Some Additional Thoughts…

– Last Updated: Dec-01-04 1:49 PM EST –


I think the categories you laid out are pretty static and that there are far more variables, ranging form individual characteristics to context.

I think *good* leadership is actually adaptable, malleable and sensitive to the combination of variables. A good leader can actually defer leadership in certain situations and context to others in the group, provided the group is comprised of folks with recognized strengths (and acknowledged weaknesses).

Your categories really seem to imply a straight forward heirarchal/authoritarian type of leadership, with success and failure pretty much defined in whether one implements that type of top down leadership.

I think some good thinking/reading about leadership in a "team" context can be found in reading some of literature around the military conceptualizations with respect to "elite teams" vs the standard front line squads, platoons, etc... The issue then becomes that of wanting to go out with a "team" or a "squad."


Actually I agree with you

– Last Updated: Dec-01-04 4:51 PM EST –

I knew that posting a way oversimplified definition of leadership would look just like you say. Darn it. It is as clear as mud I guess, but I was promoting what you are saying, by virtue of everyone thinking and interacting as leaders, making for a fluid and collaborative way.

Actually, totally agree with you, on many levels. Just trying to show how so many folks don't want anyone, leader, member, etc to be PRESENT mentally, intuitively, emotionally, etc and bring these resources to the process of ever changing adventure risk matrix. I am not wanting any of the stuff you find not helpful either! Might have been clearer if I said what allot of folks want is to just be an aggregate not a group in any sense. And like you have helped me to realize, this is fine for many, just not for me. I like more of what you talk about.

Which are you?




Sheep’s role is obvious: To be herded (and sometimes fleeced!). Mostly go along with others plans and want the safety of the herd and the structure maintained by the Shepherd. Some may stray or otherwise present challenges to the Shepherd, but most get along/go along. Learns at the shepherd’s discretion, at a pace set by him and limited by the other sheep.

The Shepherd of course does the herding (and any fleecing). Learning is largely done (except for day to day “lessons learned” or additional training when not shepherding). Roll is primarily control/safety. Secondary role is whatever teaching as the group dynamics/goals permit. (“Shepherd” -not same as “Teacher/Instructor”).

Potential benefits and drawbacks to both roles should also be obvious.

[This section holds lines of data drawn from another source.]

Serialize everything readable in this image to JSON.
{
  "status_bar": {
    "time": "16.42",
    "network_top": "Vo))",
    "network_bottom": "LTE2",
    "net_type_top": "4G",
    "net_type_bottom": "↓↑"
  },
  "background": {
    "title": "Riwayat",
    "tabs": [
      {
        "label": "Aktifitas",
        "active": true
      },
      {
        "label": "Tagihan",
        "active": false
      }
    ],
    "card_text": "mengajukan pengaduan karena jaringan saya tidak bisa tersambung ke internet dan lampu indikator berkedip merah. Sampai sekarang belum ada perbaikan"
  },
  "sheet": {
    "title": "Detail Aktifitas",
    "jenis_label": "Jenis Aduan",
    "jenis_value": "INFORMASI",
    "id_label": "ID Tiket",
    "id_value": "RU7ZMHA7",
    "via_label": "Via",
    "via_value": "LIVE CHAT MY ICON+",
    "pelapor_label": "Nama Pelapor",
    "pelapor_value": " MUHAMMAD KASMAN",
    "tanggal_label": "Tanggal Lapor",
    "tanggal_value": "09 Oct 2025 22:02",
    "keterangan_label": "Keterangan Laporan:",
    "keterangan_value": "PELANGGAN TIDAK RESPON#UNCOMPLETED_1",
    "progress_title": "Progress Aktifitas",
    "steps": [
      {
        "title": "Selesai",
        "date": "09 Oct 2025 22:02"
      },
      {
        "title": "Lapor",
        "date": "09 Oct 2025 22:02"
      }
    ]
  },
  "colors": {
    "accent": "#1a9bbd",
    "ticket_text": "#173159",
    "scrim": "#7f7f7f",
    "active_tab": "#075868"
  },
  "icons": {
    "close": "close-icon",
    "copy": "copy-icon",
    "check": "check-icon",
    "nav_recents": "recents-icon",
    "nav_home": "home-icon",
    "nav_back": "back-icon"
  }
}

The Sheep dog is somewhere in between and assists with controlling the flock, following shepherd’s commands, etc. Part leader, part follower. Pretty naturally OK with shepherd’s authority as they are involved in it and both lead and follow. Not ready or no desire to lead alone. Still may maintain a bit of the Wolf, and may operate that way too on occasion. Mostly prefers the more cozy arrangement with the shepherd though, and likes working the flock. Learns mostly from shepherd(s), and also from any other sheepdogs.

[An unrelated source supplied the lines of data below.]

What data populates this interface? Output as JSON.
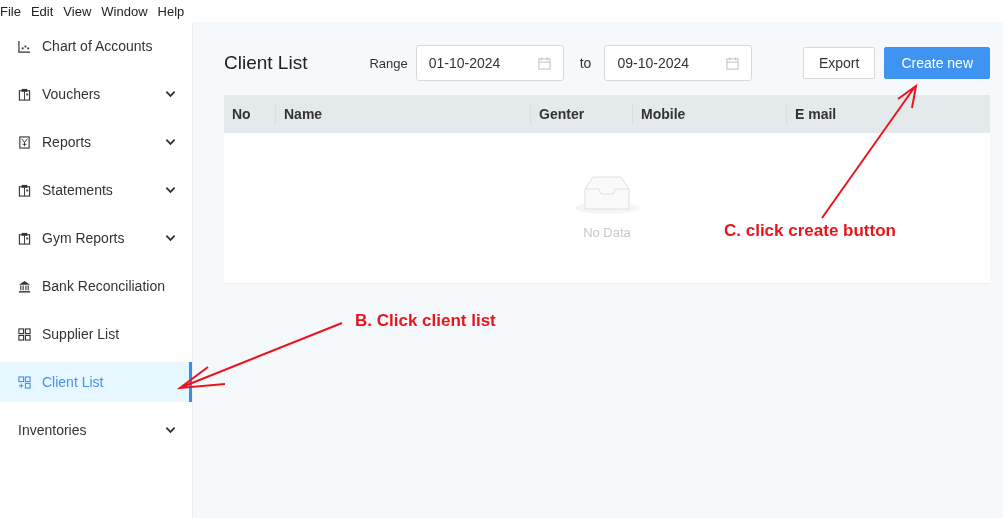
{
  "menu_bar": [
    "File",
    "Edit",
    "View",
    "Window",
    "Help"
  ],
  "sidebar": {
    "items": [
      {
        "label": "Chart of Accounts",
        "expandable": false,
        "selected": false
      },
      {
        "label": "Vouchers",
        "expandable": true,
        "selected": false
      },
      {
        "label": "Reports",
        "expandable": true,
        "selected": false
      },
      {
        "label": "Statements",
        "expandable": true,
        "selected": false
      },
      {
        "label": "Gym Reports",
        "expandable": true,
        "selected": false
      },
      {
        "label": "Bank Reconciliation",
        "expandable": false,
        "selected": false
      },
      {
        "label": "Supplier List",
        "expandable": false,
        "selected": false
      },
      {
        "label": "Client List",
        "expandable": false,
        "selected": true
      },
      {
        "label": "Inventories",
        "expandable": true,
        "selected": false
      }
    ]
  },
  "page": {
    "title": "Client List",
    "range_label": "Range",
    "from_date": "01-10-2024",
    "to_label": "to",
    "to_date": "09-10-2024",
    "buttons": [
      {
        "label": "Export",
        "kind": "default"
      },
      {
        "label": "Create new",
        "kind": "primary"
      }
    ]
  },
  "table": {
    "columns": [
      "No",
      "Name",
      "Genter",
      "Mobile",
      "E mail"
    ],
    "empty_text": "No Data"
  },
  "annotations": [
    {
      "label": "C. click create button"
    },
    {
      "label": "B. Click client list"
    }
  ]
}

The Wolf runs alone or in packs. Not interested in herding or tending others, but is happy to run with others of it’s kind. Leadership within the pack exists, but goes unspoken. Only an issue when needed - and automatic then. Rarely questioned as it is simply a direct response to the situation. May be different pack members for different things. All members can generally take care of themselves, alone or together. Learning is mostly from others by example, and individual experimentation.

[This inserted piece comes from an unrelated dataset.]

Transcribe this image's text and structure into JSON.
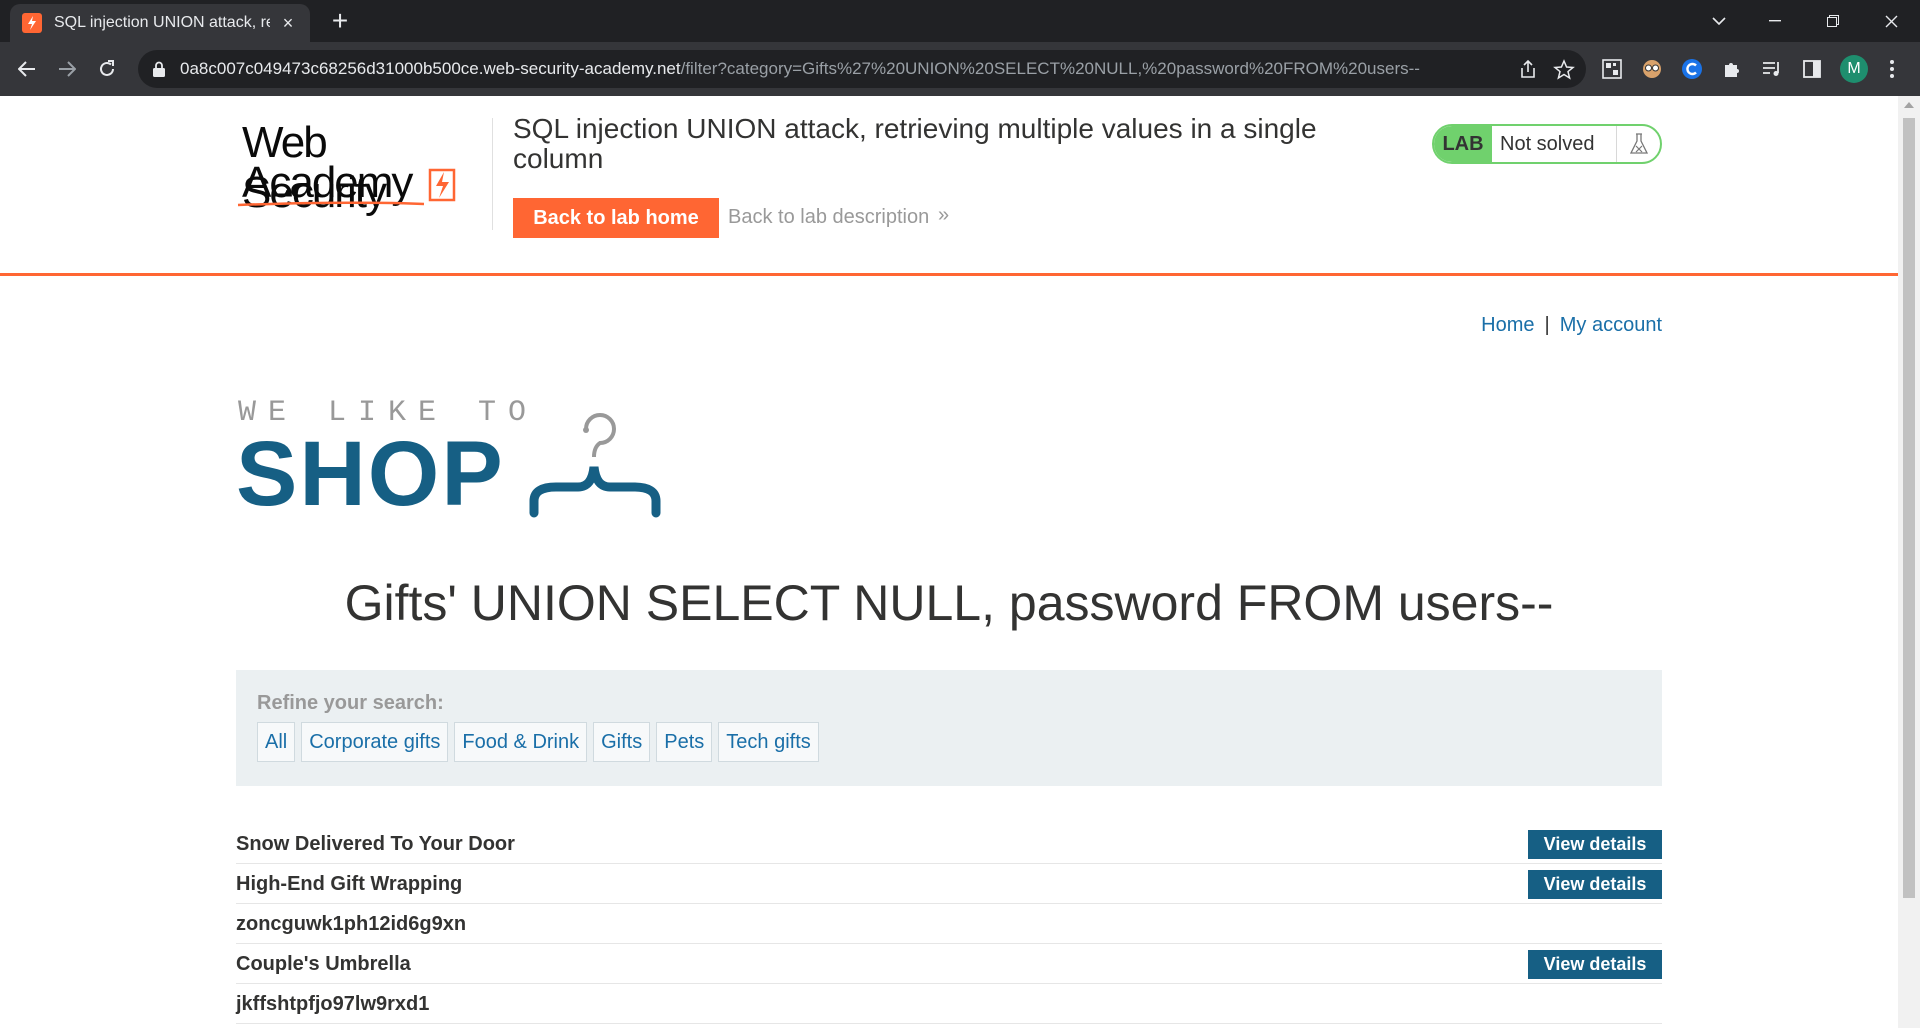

The post is a rhetorical question really. Pretty easy to sort people. Some may switch roles on different days, but there should be a dominant way of operating - and not just on the water.

This also relates to certifications programs and how people see them. Shepherds need them, Sheepdogs generally like them (praise/reward/group status - promotion to shepherd), sheep can use them to become top ram or even sheepdogs quicker, and wolves - well wolves are just wolves. Beware the wolf in sheep’s clothing, but he’s probably just a sheepdog with a wild streak.